– Э-э-э… что, прости? – спросила я медленно, осторожно. Обычно я не страдала слуховыми галлюцинациями.
– Если ты, – повторил он таким тоном, будто разговаривал с полной дурой, – расскажешь кому-нибудь о том, что вчера было, весь сезон проведешь на скамейке запасных.
Я могла по пальцам пересчитать, сколько раз попадала в неприятности по собственной дурости, если не считать желтые карточки за излишнюю грубость на поле.
Один раз во втором классе попалась за списыванием домашки.
Дважды врала родителям о том, где была.
Еще, конечно, влипла в национальной сборной, но там я никого не обманывала, просто сглупила.
Короче, суть в том, что я не любила нарочно расстраивать людей. Мне сразу становилось ужасно стыдно и плохо, и я это чувство искренне ненавидела. За всю жизнь меня неоднократно называли паинькой, потому что я предпочитала не лезть в неприятности. Мне и без этого было чем заняться. Грубая игра не считается – на поле все действовали одинаково и могли постоять за себя.
Поэтому подозрения Култи показались абсурдными, а как только удивление схлынуло, я разозлилась. Очень сильно, черт возьми, разозлилась. На скамейку меня отправит?
От негодования, клокочущего не хуже сраного вулкана Кракатау, сердце истошно заколотилось, а грудь сдавило.
Мне стало сложно дышать. Дыхание сбилось. Сбилось же?
Лицо пылало, а в горле встал ком.
На мгновение я забыла, кто передо мной.
Этого хватило, чтобы успеть сжать кулаки, в ярости вздернув подбородок, и выплюнуть:
– Ты… – Я даже не знала, что хотела сказать, потому что так – так! – разозлилась, что плохо соображала. Но когда уже дернулась врезать немцу по роже, то краем глаза заметила Гарднера и пару игроков, идущих к машинам.
И здравый смысл, пересиливший шепот, не дающий мне вырваться из этого забытья, велел подумать о том, что я делаю.
Воздуха не хватало, будто меня ударили под дых. На виске пульсировала вена. «Не надо. Не смей». Волосы на руках встали дыбом.
Я медленно опустила руку и захлопнула рот.
Не собираюсь пропускать сезон из-за этого урода.
Не собираюсь.
Желание послать его прямиком на хрен так и зудело, но я сдерживала его, медленно и неуклонно, хотя оно рвалось из меня барракудой, борющейся за жизнь.

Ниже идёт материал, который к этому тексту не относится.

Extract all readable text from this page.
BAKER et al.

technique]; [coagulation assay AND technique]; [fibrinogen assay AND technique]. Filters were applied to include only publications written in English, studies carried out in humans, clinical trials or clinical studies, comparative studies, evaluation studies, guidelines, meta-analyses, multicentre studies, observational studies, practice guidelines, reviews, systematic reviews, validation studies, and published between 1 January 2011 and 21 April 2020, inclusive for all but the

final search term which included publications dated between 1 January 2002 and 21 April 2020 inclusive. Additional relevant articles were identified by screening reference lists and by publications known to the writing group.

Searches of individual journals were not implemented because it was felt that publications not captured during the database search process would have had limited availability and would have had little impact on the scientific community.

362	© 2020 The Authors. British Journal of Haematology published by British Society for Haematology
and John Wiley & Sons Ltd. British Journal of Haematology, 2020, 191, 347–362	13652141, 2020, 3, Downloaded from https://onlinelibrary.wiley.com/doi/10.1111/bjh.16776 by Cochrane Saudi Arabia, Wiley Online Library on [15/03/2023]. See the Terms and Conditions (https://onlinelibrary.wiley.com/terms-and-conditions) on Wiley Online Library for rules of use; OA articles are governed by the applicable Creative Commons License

Но я справилась. Спрятала глубоко в сердце и заперла на замок.
Я не лишусь из-за него дела всей жизни.
Мне еще никогда не было так тяжело держать средние пальцы согнутыми, а колено – подальше от паховой области Култи, но в итоге я отвернулась и села в машину. Ничего не говоря, просто закрыла дверь, убедилась, что никого не задавлю, и выехала с парковки.
Не посмотрела даже в зеркало заднего вида. Слишком уж злилась.
И только на светофоре по моей щеке скатилась слеза. Всего одна. Как он мог угрожать мне после всего, что я сделала? Это не укладывалось в голове. Глубоко судорожно вздохнув, я решила, что не буду тратить на него свои слезы. Какая разница, что их вызвало: унижение, обида или просто-напросто злость. Меня не волновало его идиотское мнение. Я себя знала.
А Култи мог пойти соснуть член.
Чтоб он им подавился.
– Ты в порядке?
Я завязала узлом большой черный мешок, в который только что вытряхнула травосборник газонокосилки, кивнула и устало улыбнулась Марку.
– Да. А ты?
Он стянул с головы кепку и провел рукой по коротким черным волосам.
– Небольшое похмелье, но бывало и хуже. – Забросив мешок на плечо, он пошел за мной следом. – Как, эм, вчера все прошло? Нормально?
– Ага. Он был сегодня на тренировке, – ответила я так непринужденно, что можно сразу получать «Оскар». – Еще раз спасибо, что позвонил.
Пожав плечами и отмахнувшись, Марк подобрал с дорожки ручную косилку.